BRIGANTIUM
(Bregenz, capital of Vorarlberg) Austria.
Situated on the SE bay of Lake Constance,
the settlement was first mentioned by Strabo (
4.206). It
belonged to the province Raetia and is listed by Ptolemy
(2.12.3) among the towns of that province. It marked the
most important intersection of roads near Lake Constance: here the road from Gaul via Basel intersected
that leading from the S (Mediolanum) across the Alps.
From here the road went via Cambodunum to the provincial capital Augusta Vindelicum. Consequently, Brigantium is mentioned repeatedly in antiquity (
It.Ant. 237, 251, 258, 259, etc.;
Tab.Peut. 3.5). The significance
of the place is evidenced by the fact that Pliny (
9.63)
even calls Lake Constance lacus Brigantinus (lacus Brigantiae in Amm. Marc. 15.4.1).
The Celtic oppidum is thought to have been on the
rise of the old town, whereas the Roman settlement
stretched out over the terrace called Ölrain, ca. 30 m
above the shore of the lake. It was an open town which
developed on both sides of the wide main street, but it
was also a planned settlement with rectangular insulae.
The public buildings were apparently situated mainly
along the lakeside edge of the terrace, while the private
ones and the quarter for craftsmen were on the opposite
side of the street. On the terraces toward the lake were
single buildings (villas, etc.). The forum (97 x 55 m)
departed from the customary arrangement in that the
capitol did not face the forum but was located offside.
Great baths had been constructed on the main street SW
of the forum. In addition, numerous public and private
buildings have been uncovered although their exact function is not easily determined. Outside the town to the NE
is the principal necropolis, one of the largest Roman
cemeteries of Raetia. The more than 1300 graves (1st c.
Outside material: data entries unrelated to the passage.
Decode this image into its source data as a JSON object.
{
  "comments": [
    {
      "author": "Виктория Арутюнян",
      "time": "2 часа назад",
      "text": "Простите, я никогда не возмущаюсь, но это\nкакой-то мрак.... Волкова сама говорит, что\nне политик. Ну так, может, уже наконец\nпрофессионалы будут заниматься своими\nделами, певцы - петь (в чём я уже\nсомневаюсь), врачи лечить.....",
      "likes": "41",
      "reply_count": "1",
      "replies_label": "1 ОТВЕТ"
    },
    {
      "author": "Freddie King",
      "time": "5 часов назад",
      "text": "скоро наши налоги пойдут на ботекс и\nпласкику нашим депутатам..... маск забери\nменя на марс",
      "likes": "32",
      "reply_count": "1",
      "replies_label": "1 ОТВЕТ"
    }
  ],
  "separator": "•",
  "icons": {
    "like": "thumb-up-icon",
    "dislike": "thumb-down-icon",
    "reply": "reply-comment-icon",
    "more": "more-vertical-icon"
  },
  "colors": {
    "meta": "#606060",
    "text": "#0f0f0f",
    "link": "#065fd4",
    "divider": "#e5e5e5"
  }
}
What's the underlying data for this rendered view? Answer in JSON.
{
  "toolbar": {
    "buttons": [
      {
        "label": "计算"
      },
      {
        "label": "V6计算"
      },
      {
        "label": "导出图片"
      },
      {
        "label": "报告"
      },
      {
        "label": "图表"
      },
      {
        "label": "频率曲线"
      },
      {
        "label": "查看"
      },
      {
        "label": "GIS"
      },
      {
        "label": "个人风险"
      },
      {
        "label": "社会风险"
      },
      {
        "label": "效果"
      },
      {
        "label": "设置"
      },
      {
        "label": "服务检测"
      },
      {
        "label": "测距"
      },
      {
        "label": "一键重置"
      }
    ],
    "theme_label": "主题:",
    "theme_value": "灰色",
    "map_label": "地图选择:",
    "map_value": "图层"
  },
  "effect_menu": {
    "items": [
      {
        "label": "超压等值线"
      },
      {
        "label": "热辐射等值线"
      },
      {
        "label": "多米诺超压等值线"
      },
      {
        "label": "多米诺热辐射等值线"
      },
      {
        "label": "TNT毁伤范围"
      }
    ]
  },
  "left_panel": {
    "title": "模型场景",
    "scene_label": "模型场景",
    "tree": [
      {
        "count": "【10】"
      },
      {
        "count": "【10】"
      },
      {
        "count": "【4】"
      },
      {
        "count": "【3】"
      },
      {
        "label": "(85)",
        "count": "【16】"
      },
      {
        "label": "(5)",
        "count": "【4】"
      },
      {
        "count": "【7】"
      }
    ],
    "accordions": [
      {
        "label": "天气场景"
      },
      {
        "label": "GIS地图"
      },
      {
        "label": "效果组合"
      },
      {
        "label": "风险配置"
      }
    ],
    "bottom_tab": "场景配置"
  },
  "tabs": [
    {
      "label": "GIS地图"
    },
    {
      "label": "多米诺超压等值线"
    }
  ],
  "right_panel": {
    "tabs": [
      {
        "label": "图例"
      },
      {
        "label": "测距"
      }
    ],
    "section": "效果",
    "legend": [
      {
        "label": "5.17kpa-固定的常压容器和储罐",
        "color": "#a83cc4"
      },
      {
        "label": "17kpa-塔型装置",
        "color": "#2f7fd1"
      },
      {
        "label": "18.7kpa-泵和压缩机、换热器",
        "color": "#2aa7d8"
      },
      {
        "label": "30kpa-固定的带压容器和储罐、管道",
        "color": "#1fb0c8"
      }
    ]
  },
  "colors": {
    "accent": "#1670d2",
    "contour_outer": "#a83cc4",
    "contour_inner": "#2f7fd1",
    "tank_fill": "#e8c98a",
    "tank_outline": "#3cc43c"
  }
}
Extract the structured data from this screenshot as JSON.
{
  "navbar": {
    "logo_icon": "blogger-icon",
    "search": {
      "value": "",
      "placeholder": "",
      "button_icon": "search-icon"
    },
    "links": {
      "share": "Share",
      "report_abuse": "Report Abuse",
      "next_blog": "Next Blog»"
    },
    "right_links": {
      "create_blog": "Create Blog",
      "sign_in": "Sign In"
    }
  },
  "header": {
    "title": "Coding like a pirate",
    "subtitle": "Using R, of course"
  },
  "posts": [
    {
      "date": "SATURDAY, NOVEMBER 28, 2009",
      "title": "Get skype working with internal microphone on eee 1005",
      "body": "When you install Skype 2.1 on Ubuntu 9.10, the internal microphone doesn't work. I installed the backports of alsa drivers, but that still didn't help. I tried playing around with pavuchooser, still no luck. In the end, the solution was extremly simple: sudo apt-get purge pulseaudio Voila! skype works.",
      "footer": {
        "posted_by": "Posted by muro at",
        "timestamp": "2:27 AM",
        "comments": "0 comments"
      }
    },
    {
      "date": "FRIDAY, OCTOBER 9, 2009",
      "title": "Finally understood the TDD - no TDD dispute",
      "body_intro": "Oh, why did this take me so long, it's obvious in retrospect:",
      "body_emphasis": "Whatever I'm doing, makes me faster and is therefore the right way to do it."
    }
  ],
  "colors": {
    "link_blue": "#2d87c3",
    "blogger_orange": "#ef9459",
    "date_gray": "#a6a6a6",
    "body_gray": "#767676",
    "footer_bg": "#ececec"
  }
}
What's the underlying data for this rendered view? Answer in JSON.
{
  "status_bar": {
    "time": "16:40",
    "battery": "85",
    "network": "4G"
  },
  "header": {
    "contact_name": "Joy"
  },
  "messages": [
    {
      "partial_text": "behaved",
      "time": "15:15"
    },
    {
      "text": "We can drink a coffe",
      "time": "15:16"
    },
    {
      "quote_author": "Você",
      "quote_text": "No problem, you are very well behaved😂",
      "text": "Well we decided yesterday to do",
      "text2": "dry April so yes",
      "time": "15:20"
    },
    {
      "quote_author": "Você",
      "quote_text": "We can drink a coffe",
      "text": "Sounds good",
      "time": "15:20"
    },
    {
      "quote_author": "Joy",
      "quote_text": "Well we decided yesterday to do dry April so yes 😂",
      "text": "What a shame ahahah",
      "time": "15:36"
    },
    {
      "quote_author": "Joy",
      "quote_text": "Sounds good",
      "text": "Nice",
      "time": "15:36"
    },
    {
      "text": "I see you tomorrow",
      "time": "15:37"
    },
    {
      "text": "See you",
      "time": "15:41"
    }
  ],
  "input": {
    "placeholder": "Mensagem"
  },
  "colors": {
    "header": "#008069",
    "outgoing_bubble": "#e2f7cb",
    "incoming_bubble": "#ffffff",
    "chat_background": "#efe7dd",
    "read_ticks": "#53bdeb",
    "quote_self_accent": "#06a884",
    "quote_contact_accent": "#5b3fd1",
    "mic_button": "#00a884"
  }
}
to 4th) indicate through their furnishings the solid wealth
of a town that must have had a certain importance as a
trade center; an inscription speaks of negotiatores
Brigantienses.
Brigantium possesses the oldest inscription of Raetia—an inscription from A.D. 4-14 commemorating Drusus
the Younger. In Early Imperial times there were earthworks on the SW Ölrain (time of Tiberius); up to the
days of Claudius a cavalry unit was garrisoned there; it
was eventually shifted to the Danube.
When ca. A.D. 260 the limes collapsed, the border of
the empire retracted to Lake Constance, making Brigantium a frontier town. The lower settlement gradually
moved to the level of the fortified upper town. Later it
became from time to time the headquarters for the commander of the Lake Constance fleet (
Not.Dign. 35.32).
It is not known whether Brigantium had the status
of a municipium. The only visible remnants of Roman
Brigantium are a wall in the Protestant cemetery and a
part of the Roman pier. The numerous finds are in the
Vorarlberg Landesmuseum in Bregenz.
BIBLIOGRAPHY
R. von Scala,
Archiv für Geschichte
und Landeskunde Vorarlbergs 10 (1914) 29ff; A. Hild,
Jahrbuch des Vorarlberger Landesmuseumsvereins 95
(1952) 28ff
MPI; B. Saria in
EAA 2 (1959) 170ff; E.
Vonbank, in L. Franz & A. Neumann,
Lexikon ur- und
frühgeschichtlicher Fundstätten Österreichs (1965) 175ff.